Summary: A look at HTC’s counterclaim, filed after Apple sued Linux via HTC/Android; Apple refuses to have its phones tested for environmental impact; EFF goes hard on Apple for what it calls “traitorware” (iOS)
HTC denies infringing the patents, of course, but they also say as a first affirmative defense that four of the patents are invalid for “failure to comply with one or more of the conditions for patentability set forth in Title 35 of the United States Code, including, but not limited to, utility, novelty, non-obviousness, enablement, written description and definiteness in accordance with 35 U.S.C. §§ 101, 102, 103, 112, and/or 116, or are invalid pursuant to the judicial doctrine barring double-patenting”. HTC also claims prior art, marking, laches and marking defenses, and it says it has license agreements with third party suppliers to do what they do the things Apple is suing them over. It asks the court to declare the patents invalid. Here’s a recent case highlighted on EFF’s site where some of those types of defenses worked perfectly.
Both Apple and Microsoft are already known for their severely negative impact on the environment [1, 2]. The manufacturing material and processes just don’t bode too well. Watch what Apple is doing now, according to Adam Vaughan.
Apple blocks iPhones from green ranking scheme
Apple has refused to allow its iPhones to be included in the UK’s first-ever green ranking scheme for mobile phones.
The scheme gives phones a rating of zero to five based on their environmental footprint and major manufacturers including Nokia, Sony Ericsson and Samsung have signed up. The network O2, which is launching the rating system today, said 93% of the devices its customers use will be covered.
Launched in partnership with sustainability advisers Forum for the Future, the green ranking scheme scores handsets on the ecological impact of their raw materials, the manufacturing process, packaging, how long they are likely to last, energy efficiency and how easy they are to reuse or recycle.
An Apple spokeswoman declined to comment on why the company had decided not to join the voluntary labelling scheme, but highlighted its environmental reporting online.

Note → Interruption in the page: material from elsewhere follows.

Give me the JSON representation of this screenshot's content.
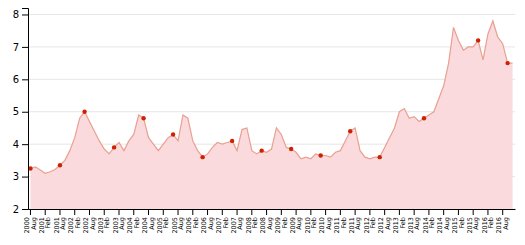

What is Apple so afraid of?
Last but not least, Apple patents spyware:
The EFF weighed in on Apple’s recent security software patent. The EFF’s post, Steve Jobs Is Watching You: Apple Seeking to Patent Spyware, states, “This patent is downright creepy and invasive – certainly far more than would be needed to respond to the possible loss of a phone. Spyware, and its new cousin traitorware, will hurt customers and companies alike – Apple should shelve this idea before it backfires on both it and its customers.”